The TMCM-1636 is a single axis servo drive for 3-phase BLDC motors and DC motors rated at +24V or +48V. It has a CAN and UART interface and can communicate using either the TMCL or CANopen protocols. Servo drivers besides being commonly used in laboratory automation, robotics, manufacturing, motorised tables and chairs, they can be found in a variety of common medical applications, such as:
- Tables for patient handling
- Ventilation for patient breathing
- Fake portable hearts
- Bone saws
- Injection of contrast
The smart future of healthcare cannot happen without smart meters and some of such equipment are energy meters that work by assisting in identifying inefficiencies. Submetering all the facility’s equipment allows staff to observe exactly how much energy each component consumes.

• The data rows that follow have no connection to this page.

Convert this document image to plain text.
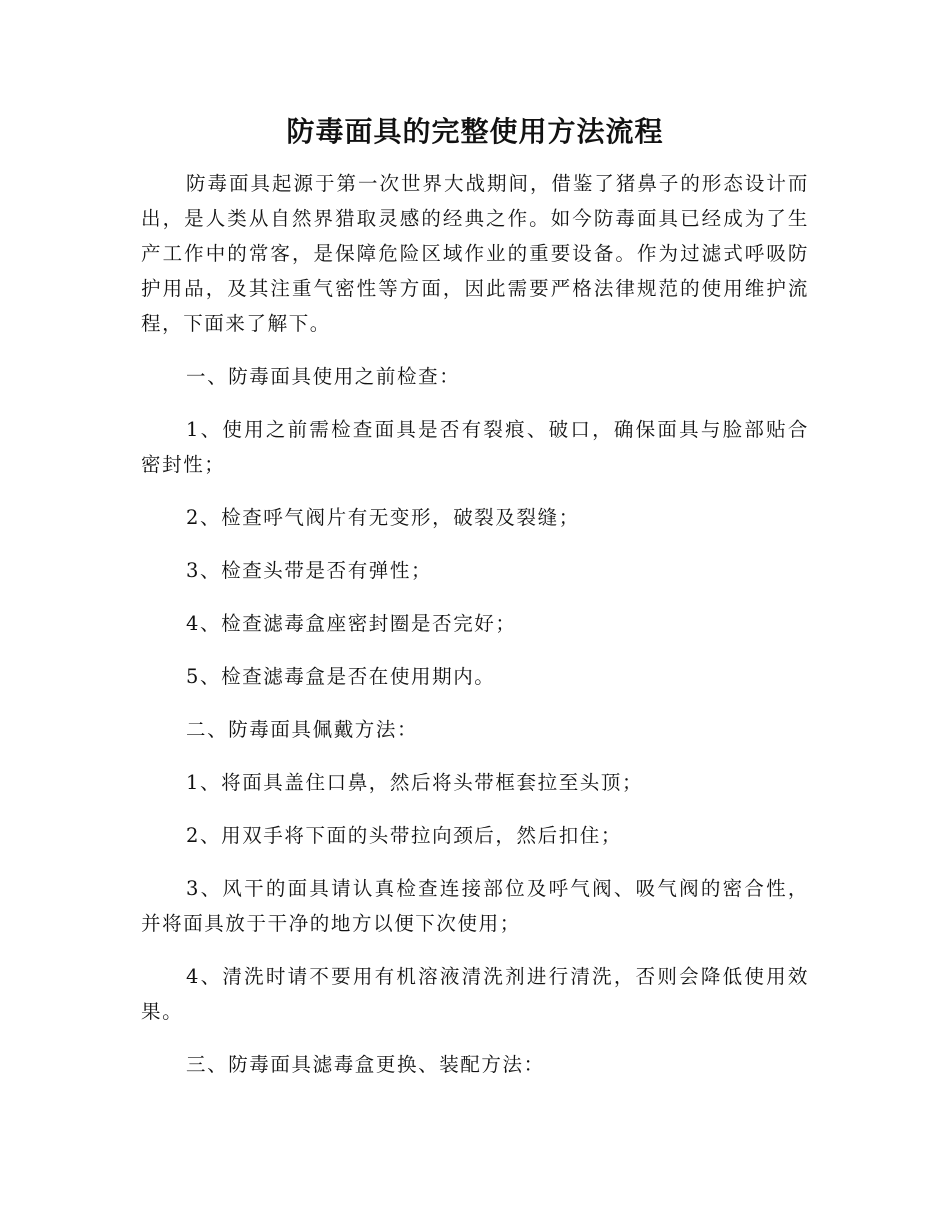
防毒面具的完整使用方法流程

防毒面具起源于第一次世界大战期间，借鉴了猪鼻子的形态设计而出，是人类从自然界猎取灵感的经典之作。如今防毒面具已经成为了生产工作中的常客，是保障危险区域作业的重要设备。作为过滤式呼吸防护用品，及其注重气密性等方面，因此需要严格法律规范的使用维护流程，下面来了解下。

一、防毒面具使用之前检查：

1、使用之前需检查面具是否有裂痕、破口，确保面具与脸部贴合密封性；

2、检查呼气阀片有无变形，破裂及裂缝；

3、检查头带是否有弹性；

4、检查滤毒盒座密封圈是否完好；

5、检查滤毒盒是否在使用期内。

二、防毒面具佩戴方法：

1、将面具盖住口鼻，然后将头带框套拉至头顶；

2、用双手将下面的头带拉向颈后，然后扣住；

3、风干的面具请认真检查连接部位及呼气阀、吸气阀的密合性，并将面具放于干净的地方以便下次使用；

4、清洗时请不要用有机溶液清洗剂进行清洗，否则会降低使用效果。

三、防毒面具滤毒盒更换、装配方法：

- Monitor power consumption for each floor, office sector, or unit
- Allocate energy cost to lower cost of operations, optimise your building’s power efficiency
- Connect to power management software to take full advantage of the IoT digital power installation
Programmable Logic Controllers
Artificial intelligence machine automation controllers enable machine learning and optimization on the edge with rapid and accurate control by synchronising all EtherCAT devices, such as vision sensors, servo drives, and field devices, and anomaly identification by visualising error sites. Because PLC systems make it easy to gather and send operational data, healthcare systems are using PLCs in central utility plants for integration, remote monitoring, and automated control of mechanical-electric systems. Thanks to that, they accomplish operational efficiency and high-quality patient care.
Serial Device Servers
Signal Device Servers from Moxa (NPort 5410 series) are medically EN60601-1-2 and EN55011 certified, and Moxa Networked Servers assist nurses in connecting several serial-based bedside monitoring devices. As a result, medical workers can electronically monitor their patients’ conditions and use EMR to replace traditional paper charting (electronic medical records). Discover more medical application devices from Moxa.
Power monitoring equipment actively monitors and analyses the dedicated facility’s electrical power distribution infrastructure, which includes MV, LV, operating rooms, and intensive care units.
All content in this article is for informational and educational purposes only, and does not substitute professional medical advice or consultations with healthcare professionals.